今年の朝日杯フューチュリティステークス・G1(12月21日、阪神競馬場・芝1600メートル)は、どんなドラマが生まれるのか。過去の名勝負・10年勝ち馬のグランプリボス(Mデムーロ騎手が騎乗)を振り返る。

 目頭を強く押さえた。11分の長い審議に決着が付くと、検量室を出てきた矢作調教師が「決まった…」とかすれた声で、馬主を始め関係者に伝えた。祝福の声とともに、開業6年目、待ちに待ったG1タイトルに歓喜の輪が広がった。「(審議があって)無心でいられた。そのぶん泣き損ねた」と照れくさそうに話したが、潤んだ目が喜びを表していた。

 グランプリボスは、11番枠から中団を追走。前半は理想通りに運んだ。ところが、4コーナーで外から迫ったアドマイヤサガス、その後もサダムパテックと相次いで接触。少し強引に馬群を割り、最速の上がり34秒5でゴール前の混戦を抜け出した。審議の対象となったMデムーロは「すごい末脚。少しトラブルがあったけど、リラックスしていたので大丈夫だった」と胸をなで下ろした。

 厩舎の“ボス”にとっては悲願のタイトルだった。

これまでG1では2着6回。開業初年度の05年にスーパーホーネットで初めて挑んだG1が、この朝日杯FS。その時は首差の“銀メダル”だった。「最初の年にホーネットを出走させて、思い入れの深いレース。3回出走して2、3着(09年ダイワバーバリアン)と来て、1着。厩舎としても誇れる」。
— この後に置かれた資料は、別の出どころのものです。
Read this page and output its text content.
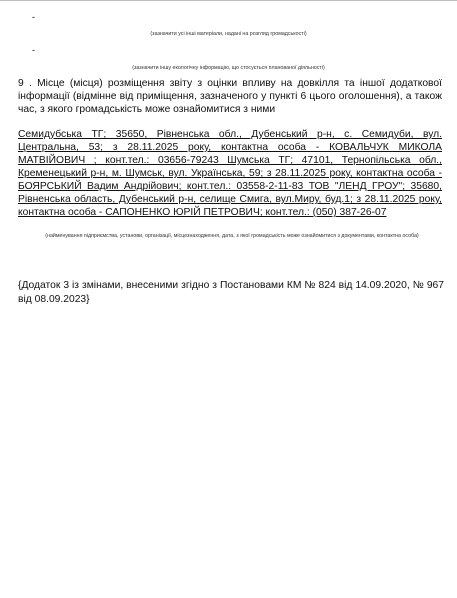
-
(зазначити усі інші матеріали, надані на розгляд громадськості)
-
(зазначити іншу екологічну інформацію, що стосується планованої діяльності)
9 . Місце (місця) розміщення звіту з оцінки впливу на довкілля та іншої додаткової інформації (відмінне від приміщення, зазначеного у пункті 6 цього оголошення), а також час, з якого громадськість може ознайомитися з ними
Семидубська ТГ; 35650, Рівненська обл., Дубенський р-н, с. Семидуби, вул. Центральна, 53; з 28.11.2025 року, контактна особа - КОВАЛЬЧУК МИКОЛА МАТВІЙОВИЧ ; конт.тел.: 03656-79243 Шумська ТГ; 47101, Тернопільська обл., Кременецький р-н, м. Шумськ, вул. Українська, 59; з 28.11.2025 року, контактна особа - БОЯРСЬКИЙ Вадим Андрійович; конт.тел.: 03558-2-11-83 ТОВ "ЛЕНД ГРОУ"; 35680, Рівненська область, Дубенський р-н, селище Смига, вул.Миру, буд.1; з 28.11.2025 року, контактна особа - САПОНЕНКО ЮРІЙ ПЕТРОВИЧ; конт.тел.: (050) 387-26-07
(найменування підприємства, установи, організації, місцезнаходження, дата, з якої громадськість може ознайомитися з документами, контактна особа)
{Додаток 3 із змінами, внесеними згідно з Постановами КМ № 824 від 14.09.2020, № 967 від 08.09.2023}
 あえて“厩舎”を強調したのは忘れられない出来事があったからだ。10年12月16日付でJCダート2着のグロリアスノアが美浦・小西厩舎に転厩。「馬主から転厩を宣告された。うちの厩舎の力が認められなかったから…。本当に悔しかった」。10年12月15日に厩舎のスタッフを集めて決起集会を開き、団結を固めた。
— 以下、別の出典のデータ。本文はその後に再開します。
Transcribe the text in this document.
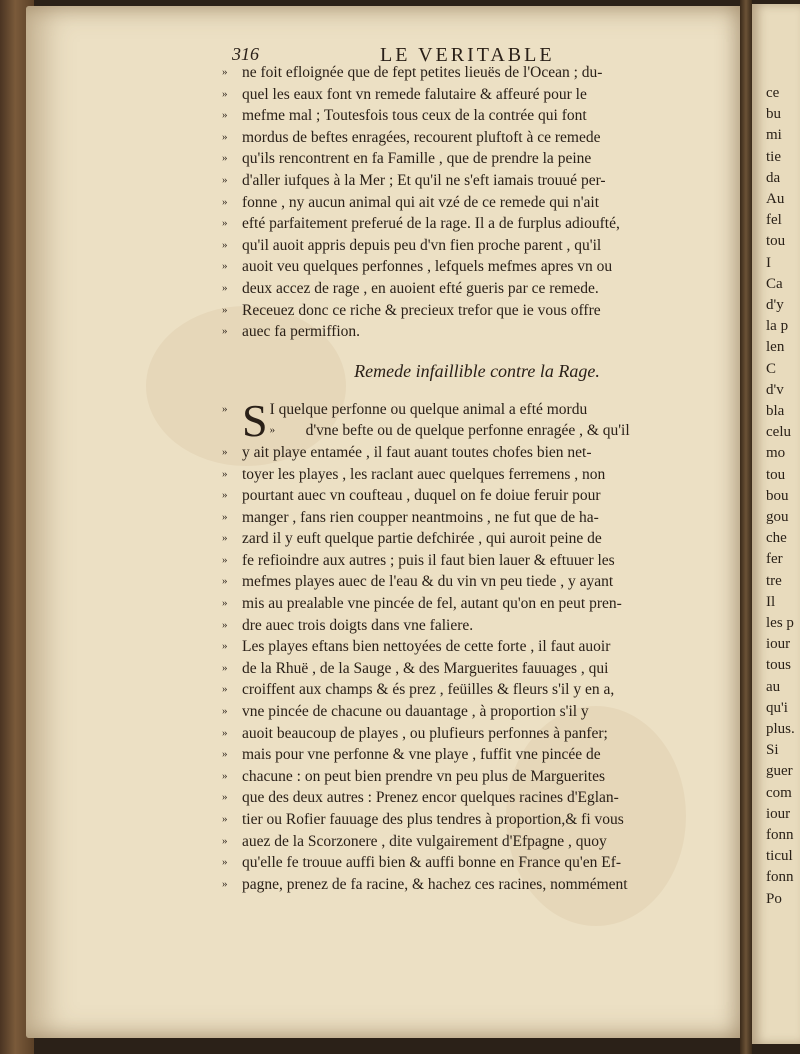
ce
bu
mi
tie
da
Au
fel
tou
I
Ca
d'y
la p
len
C
d'v
bla
celu
mo
tou
bou
gou
che
fer
tre
Il
les p
iour
tous
au
qu'i
plus.
Si
guer
com
iour
fonn
ticul
fonn
Po
316	LE VERITABLE
» ne foit efloignée que de fept petites lieuës de l'Ocean ; du-
» quel les eaux font vn remede falutaire & affeuré pour le
» mefme mal ; Toutesfois tous ceux de la contrée qui font
» mordus de beftes enragées, recourent pluftoft à ce remede
» qu'ils rencontrent en fa Famille , que de prendre la peine
» d'aller iufques à la Mer ; Et qu'il ne s'eft iamais trouué per-
» fonne , ny aucun animal qui ait vzé de ce remede qui n'ait
» efté parfaitement preferué de la rage. Il a de furplus adioufté,
» qu'il auoit appris depuis peu d'vn fien proche parent , qu'il
» auoit veu quelques perfonnes , lefquels mefmes apres vn ou
» deux accez de rage , en auoient efté gueris par ce remede.
» Receuez donc ce riche & precieux trefor que ie vous offre
» auec fa permiffion.
Remede infaillible contre la Rage.
» S I quelque perfonne ou quelque animal a efté mordu
» d'vne befte ou de quelque perfonne enragée , & qu'il
» y ait playe entamée , il faut auant toutes chofes bien net-
» toyer les playes , les raclant auec quelques ferremens , non
» pourtant auec vn coufteau , duquel on fe doiue feruir pour
» manger , fans rien coupper neantmoins , ne fut que de ha-
» zard il y euft quelque partie defchirée , qui auroit peine de
» fe refioindre aux autres ; puis il faut bien lauer & eftuuer les
» mefmes playes auec de l'eau & du vin vn peu tiede , y ayant
» mis au prealable vne pincée de fel, autant qu'on en peut pren-
» dre auec trois doigts dans vne faliere.
» Les playes eftans bien nettoyées de cette forte , il faut auoir
» de la Rhuë , de la Sauge , & des Marguerites fauuages , qui
» croiffent aux champs & és prez , feüilles & fleurs s'il y en a,
» vne pincée de chacune ou dauantage , à proportion s'il y
» auoit beaucoup de playes , ou plufieurs perfonnes à panfer;
» mais pour vne perfonne & vne playe , fuffit vne pincée de
» chacune : on peut bien prendre vn peu plus de Marguerites
» que des deux autres : Prenez encor quelques racines d'Eglan-
» tier ou Rofier fauuage des plus tendres à proportion,& fi vous
» auez de la Scorzonere , dite vulgairement d'Efpagne , quoy
» qu'elle fe trouue auffi bien & auffi bonne en France qu'en Ef-
» pagne, prenez de fa racine, & hachez ces racines, nommément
この日の戦いは、厩舎力を見せつける最高の舞台となった。

 G1未勝利の呪縛から解き放ったボスは矢作厩舎をその後も引っ張っていく。翌年のNHKマイルCも優勝すると、同年の英G1・セントジェームズパレスSへ挑戦(8着)。安田記念で2度の2着と、マイル戦線で活躍を続けた。14年末で引退し、15年から北海道新ひだか町のアロースタッドで種牡馬入り。モズナガレボシ、モズミギカタアガリなどの重賞勝ち馬を輩出している。
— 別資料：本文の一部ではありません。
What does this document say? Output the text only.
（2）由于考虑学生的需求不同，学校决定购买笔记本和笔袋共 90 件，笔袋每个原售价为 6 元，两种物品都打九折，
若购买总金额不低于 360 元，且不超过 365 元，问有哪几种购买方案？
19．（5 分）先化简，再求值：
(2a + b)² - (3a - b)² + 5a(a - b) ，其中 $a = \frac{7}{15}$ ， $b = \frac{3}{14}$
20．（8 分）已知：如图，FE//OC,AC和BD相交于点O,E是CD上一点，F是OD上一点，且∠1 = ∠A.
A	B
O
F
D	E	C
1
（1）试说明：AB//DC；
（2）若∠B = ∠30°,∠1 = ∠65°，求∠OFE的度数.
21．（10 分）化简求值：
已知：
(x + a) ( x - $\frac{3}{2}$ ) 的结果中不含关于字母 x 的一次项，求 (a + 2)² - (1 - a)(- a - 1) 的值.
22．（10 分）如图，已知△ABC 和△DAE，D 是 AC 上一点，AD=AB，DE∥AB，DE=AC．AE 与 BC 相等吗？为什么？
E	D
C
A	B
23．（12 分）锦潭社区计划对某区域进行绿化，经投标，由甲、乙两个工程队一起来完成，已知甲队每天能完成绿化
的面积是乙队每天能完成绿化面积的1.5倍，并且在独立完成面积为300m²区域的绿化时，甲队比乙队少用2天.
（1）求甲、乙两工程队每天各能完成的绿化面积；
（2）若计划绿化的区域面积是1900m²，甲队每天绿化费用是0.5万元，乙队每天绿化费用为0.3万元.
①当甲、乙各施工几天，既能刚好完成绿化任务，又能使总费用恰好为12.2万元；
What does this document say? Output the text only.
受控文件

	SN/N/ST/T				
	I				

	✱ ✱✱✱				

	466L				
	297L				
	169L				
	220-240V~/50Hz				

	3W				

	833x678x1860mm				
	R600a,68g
 矢作師は1961年3月20日、東京都生まれ。高偏差値で知られる名門・開成中学、高校を卒業。84年7月にJRA競馬学校きゅう務員課程入学。2004年、42歳の時に14度目の挑戦で難関の調教師試験を突破し、05年から開業。14、16、20、21、22、24年に最多勝利調教師、14年と19~23年に最多賞金獲得調教師に輝く。今年はフォーエバーヤング(牡4歳、父リアルスティール)のBCクラシック制覇で、日本競馬に新たな一ページを刻み、今や押しも押されもせぬ「世界のYAHAGI」となった。

著書に「開成調教師の仕事」がある。